Papichou me l’a offerte le premier jour de mon collège, juste avant que je ne descende de la voiture. Il m’a tendu un petit paquet bien emballé. Je n’oublierai jamais ce que j’ai ressenti ce jour-là. En découvrant le magnifique stylo-plume que je regardais depuis longtemps dans les affaires de Papichou. En l’utilisant pour la toute première fois, en cours de français, mon tout premier cours. J’ai écrit la date : lundi 4 septembre 2006. Au retour, Mamichou m’a raconté l’histoire de cette plume. C’est en l’achetant que Papichou a rencontré Mamichou. Depuis, elle ne m’a jamais quittée.

Je n’aurai jamais imaginé que je vivrais autant de choses dans cette auberge. Moi qui n’avais prévu que de retrouver le lien, le contact avec la nature. Non, la Nature. C’est elle qui a commencé à me faire de beaux cadeaux. Le plus précieux qu’elle m’ait offert c’est avec la chamane, Julia. C’est là que j’ai senti quelque chose de nouveau en moi. Je savais que c’était du bon. Je m’ouvre à la vie. Un autre aspect de la vie. Celui qui vient à moi d’une façon que je n’avais pas imaginé. Cet aspect qui me rend joyeuse, mais aussi plus sereine. Ici, je me sens bien, équilibrée. Plus le temps passe et plus je comprends. Je me comprends. Je me découvre aussi. J’aime cette Hugo là. Pourtant, il y a encore des parts d’ombre, de l’inconnu. Et beaucoup d’imprévu aussi. C’est exaltant, un peu effrayant aussi. Mais n’allons pas trop vite.

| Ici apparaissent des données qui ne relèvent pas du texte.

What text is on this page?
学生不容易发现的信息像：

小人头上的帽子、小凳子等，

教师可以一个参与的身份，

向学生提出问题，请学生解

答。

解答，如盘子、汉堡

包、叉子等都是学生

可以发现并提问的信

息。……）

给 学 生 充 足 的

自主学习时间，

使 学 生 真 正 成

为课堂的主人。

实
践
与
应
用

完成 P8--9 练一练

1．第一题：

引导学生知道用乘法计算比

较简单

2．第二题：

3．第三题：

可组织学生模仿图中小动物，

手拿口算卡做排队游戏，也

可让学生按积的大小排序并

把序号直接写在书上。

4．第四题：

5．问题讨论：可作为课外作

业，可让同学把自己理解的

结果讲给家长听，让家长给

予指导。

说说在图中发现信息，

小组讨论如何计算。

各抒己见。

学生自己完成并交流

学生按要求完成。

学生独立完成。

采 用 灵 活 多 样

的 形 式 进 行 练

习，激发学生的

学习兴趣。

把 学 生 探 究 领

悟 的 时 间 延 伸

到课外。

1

J’ai passé ma matinée à courir de-ci de-là. Sur le panneau d’affichage, est apposée une affichette du syndicat d’initiative de Pollox annonçant, je cite “une session d’initiation au tir à l’arc mardi 11 août de 9 heures à 12 heures”. Après avoir tergiversé, j’ai fini par aller poser quelques questions au dit syndicat. L’animateur de cette initiation était présent. Nous avons discuté de ce sport, à l’occidentale. Puis je lui ai dit que je pratiquais le tir à l’arc japonais. Je n’ai même pas eu le temps de lui faire une proposition. Il s’est exclamé : “Pourriez-vous nous en faire une démonstration ?” Nous sommes allés voir l’endroit. Le Kyudo demande un certain espace. La distance est de 28m, normalement. Mais là c’est impossible. Ce sera en makiwaraya[1]. Après lui avoir expliqué le déroulement, il m’a tendu la main, me disant, en riant, qu’il lui faudrait refaire toutes les affichettes. Je lui ai proposé d’écrire à la main l’annonce de ma démonstration. C’est ce qui m’a amenée à courir partout, toute la matinée.
Je suis heureuse de pouvoir de nouveau pratiquer cet art martial que j’apprécie beaucoup. Ne me reste plus qu’à demander à Antoine une botte de paille. Et à téléphoner à ma sœur aînée, Hortense. Je peux lui faire confiance.
Et voilà ! Hortense m’enverra mon kimono, mes tabi[2], et mon plastron de protection. Elle m’a dit qu’en passant par un transporteur express, je devrais les avoir demain. Je savais pouvoir compter sur elle. Je n’ai plus qu’à prévenir à la réception.

Cet après-midi, j’ai filé dans la clairière de Gaston (oui c’est son nom désormais !). J’avais besoin de calme, et de fraîcheur. J’avais pris soin de prendre un livre. Ayant fini Tesson, j’ai pris un petit livre que j’emporte souvent avec moi, “Je veux devenir moine zen” de Miura Kiyohiro. Installée sur l’herbe, j’alternais entre lecture et ciel bleu. J’étais bien. Quand j’ai commencé à avoir trop chaud, j’ai nagé au même endroit que dimanche dernier. Je devrais peut-être essayer le lac de l’auberge.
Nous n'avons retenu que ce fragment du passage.